Sql-server – Non-Clustered Index key columns to cover a variable where clause

execution-planindexindex-tuningperformancesql server

To whoever reads this, sorry for the long question and thanks so much for your time.

I'm needing some help on understanding what columns should be key/non key in the following situation, and what potential impacts it might have on performance either way.

We're using SQL Server 2008 but must support 2005 and in our application, we have a query which is hit constantly but the where clause changes depending on how the query is hit.

It ALWAYS includes 3 columns in the where (lets call them a1, a2, a3), and varaibly includes some of the others (lets call them v1,v2,v3), and always selects all of the columns.

so what we're looking at is a query that always looks like;

select id, a1, a2, a3, v1, v2, v3, data1, data2, data3, table_order
from example_table
where a1 = ?
and a2 = ?
and a3 = ?
...
order by table_order

where sometimes (but not too often) the where clause contains one of or combinations of;

and v1 = ?
and v2 = ?
and v3 = ?

Is there a best practice for this sort of situation? From what I understand about indexing, I should be make a non-clustered index that has key columns for stuff in the where clause and everything else selected as a non key column;

CREATE NONCLUSTERED INDEX
ON example_table(a1, a2, a3, table_order) 
INCLUDE (id, v1, v2, v3, data1, data2, data3)

My Question here is should I be including v1, v2, v3 in as key columns given that sometimes they are there? IE;

CREATE NONCLUSTERED INDEX
ON example_table(a1, a2, a3, table_order, v1, v2, v3) 
INCLUDE (id, data1, data2, data3)

Would that help with performance given that this table is queried, inserted to, updated to, etc. all the time? Or should I have different indexes for each possible iteration (IE an index with a1-3, table_order & v1 as key columns for example)?

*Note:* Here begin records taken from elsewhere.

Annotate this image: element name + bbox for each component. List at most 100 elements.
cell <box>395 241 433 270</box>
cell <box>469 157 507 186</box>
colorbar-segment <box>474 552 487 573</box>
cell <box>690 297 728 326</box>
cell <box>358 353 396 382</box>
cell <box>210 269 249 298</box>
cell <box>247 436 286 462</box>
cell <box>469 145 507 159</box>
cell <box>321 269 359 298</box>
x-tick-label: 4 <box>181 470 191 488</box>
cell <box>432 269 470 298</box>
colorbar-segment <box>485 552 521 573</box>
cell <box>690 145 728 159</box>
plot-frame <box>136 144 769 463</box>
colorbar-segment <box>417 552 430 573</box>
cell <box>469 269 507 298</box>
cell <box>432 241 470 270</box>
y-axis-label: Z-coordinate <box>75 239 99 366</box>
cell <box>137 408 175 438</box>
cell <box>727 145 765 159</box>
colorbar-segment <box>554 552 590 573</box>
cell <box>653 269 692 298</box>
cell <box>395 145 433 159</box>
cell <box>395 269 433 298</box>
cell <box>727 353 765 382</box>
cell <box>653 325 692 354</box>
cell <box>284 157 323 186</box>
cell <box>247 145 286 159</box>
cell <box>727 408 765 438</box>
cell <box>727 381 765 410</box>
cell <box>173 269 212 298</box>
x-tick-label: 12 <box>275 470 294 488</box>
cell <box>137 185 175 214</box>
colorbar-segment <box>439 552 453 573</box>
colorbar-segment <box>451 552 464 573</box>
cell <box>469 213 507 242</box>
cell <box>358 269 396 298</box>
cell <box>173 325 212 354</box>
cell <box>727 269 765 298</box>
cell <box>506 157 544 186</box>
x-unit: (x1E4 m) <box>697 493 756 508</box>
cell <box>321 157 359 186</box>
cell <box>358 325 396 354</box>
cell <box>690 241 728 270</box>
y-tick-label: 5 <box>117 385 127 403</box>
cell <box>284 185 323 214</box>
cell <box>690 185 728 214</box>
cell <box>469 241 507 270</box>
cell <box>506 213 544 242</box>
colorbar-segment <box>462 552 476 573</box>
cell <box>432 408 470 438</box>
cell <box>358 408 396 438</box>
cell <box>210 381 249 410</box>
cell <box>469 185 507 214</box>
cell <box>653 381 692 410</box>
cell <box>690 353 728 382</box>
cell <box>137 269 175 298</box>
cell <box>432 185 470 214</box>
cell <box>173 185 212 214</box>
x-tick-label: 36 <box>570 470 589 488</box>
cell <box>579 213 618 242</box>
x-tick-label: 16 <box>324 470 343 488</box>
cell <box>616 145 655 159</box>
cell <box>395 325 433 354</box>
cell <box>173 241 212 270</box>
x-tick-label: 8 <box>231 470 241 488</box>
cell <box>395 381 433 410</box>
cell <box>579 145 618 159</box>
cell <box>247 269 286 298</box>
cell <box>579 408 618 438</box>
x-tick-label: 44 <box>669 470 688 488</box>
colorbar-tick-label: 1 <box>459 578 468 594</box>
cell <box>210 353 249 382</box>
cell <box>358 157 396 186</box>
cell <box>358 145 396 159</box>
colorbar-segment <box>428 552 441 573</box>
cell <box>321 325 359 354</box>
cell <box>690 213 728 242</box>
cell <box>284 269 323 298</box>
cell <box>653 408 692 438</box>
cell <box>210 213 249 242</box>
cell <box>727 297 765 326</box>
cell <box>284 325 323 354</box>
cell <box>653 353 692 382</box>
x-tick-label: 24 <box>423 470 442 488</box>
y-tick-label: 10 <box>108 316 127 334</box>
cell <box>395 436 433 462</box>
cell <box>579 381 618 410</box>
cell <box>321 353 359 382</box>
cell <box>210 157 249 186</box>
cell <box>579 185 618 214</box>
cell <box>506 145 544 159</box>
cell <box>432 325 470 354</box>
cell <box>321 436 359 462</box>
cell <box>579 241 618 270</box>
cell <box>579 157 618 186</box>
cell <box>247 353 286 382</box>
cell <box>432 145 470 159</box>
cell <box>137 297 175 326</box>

IE;

CREATE NONCLUSTERED INDEX
ON example_table(a1, a2, a3, table_order, v1) 
INCLUDE (id, v2, v3, data1, data2, data3)

CREATE NONCLUSTERED INDEX
ON example_table(a1, a2, a3, table_order, v2) 
INCLUDE (id, v1, v3, data1, data2, data3)

etc.

I should mention here that DB size is of concern so I don't really want to do the multiple indexes if I can help it.

I guess what this really boils down to is that I'm wondering if the query optimizer will use the one index that has all of the key columns listed in all of these different situations?

select id, a1, a2, a3, v1, v2, v3, data1, data2, data3, table_order
from example_table
where a1 = ?
and a2 = ?
and a3 = ?
order by table_order

select id, a1, a2, a3, v1, v2, v3, data1, data2, data3, table_order
from example_table
where a1 = ?
and a2 = ?
and a3 = ?
and v1 = ?
order by table_order

select id, a1, a2, a3, v1, v2, v3, data1, data2, data3, table_order
from example_table
where a1 = ?
and a2 = ?
and a3 = ?
and v1 = ?
and v2 = ?
order by table_order

etc.

Or am I forced into having to do multiple indexes to satisfy each condition?

Given that the where clause 90% of the time only have a1, a2, a3, should I just include the v columns in as non key columns because they're selected? Does the inclusion of the extra key columns hurt performance for the 90% use case?

Could specifying so many key columns in the order I'm looking to specify cause performance concerns on simple joins like;

inner join example_table
on a1 = ?

or would the query optimizer just not use this index whatsoever for that kind of simple join? If so, I'm going to need a separate index like the follow, right?

CREATE NONCLUSTERED INDEX
ON example_table(a1) 

Best Answer

That's a great question.
And there are good answers.

The engine definitely will use the index even if you don't use every key column.
That's especially so if they are in order, as you are talking about.
(can anyone else speak to different orders of key columns?)

You will benefit just fine from selecting just on the first column alone as a key, or multiple columns.
What will make a difference - for any index - is staying inside the INCLUDEd columns.
No matter how many key columns you use in your Where, the performance hit for having to go back to the primary key for additional columns can be huge as it doubles the "operations".

When it comes to dealing with performance vs. size, you have the same problem as with any index.
Since you know you want the same columns returned in all cases, if you are READ focused, you will probably want to the index with all 6, if you INCLUDE everything.
It will certainly save you db size compared to making both indexes.

On WRITE, you obviously have a bigger burden with a larger index. That is a significant additional amount of sorting.
If you do just one row inserted at a time, maybe it won't hardly matter at all.
If you do bulk inserts, you'll definitely want to test the two indexes to see the write performance for your actual inserts.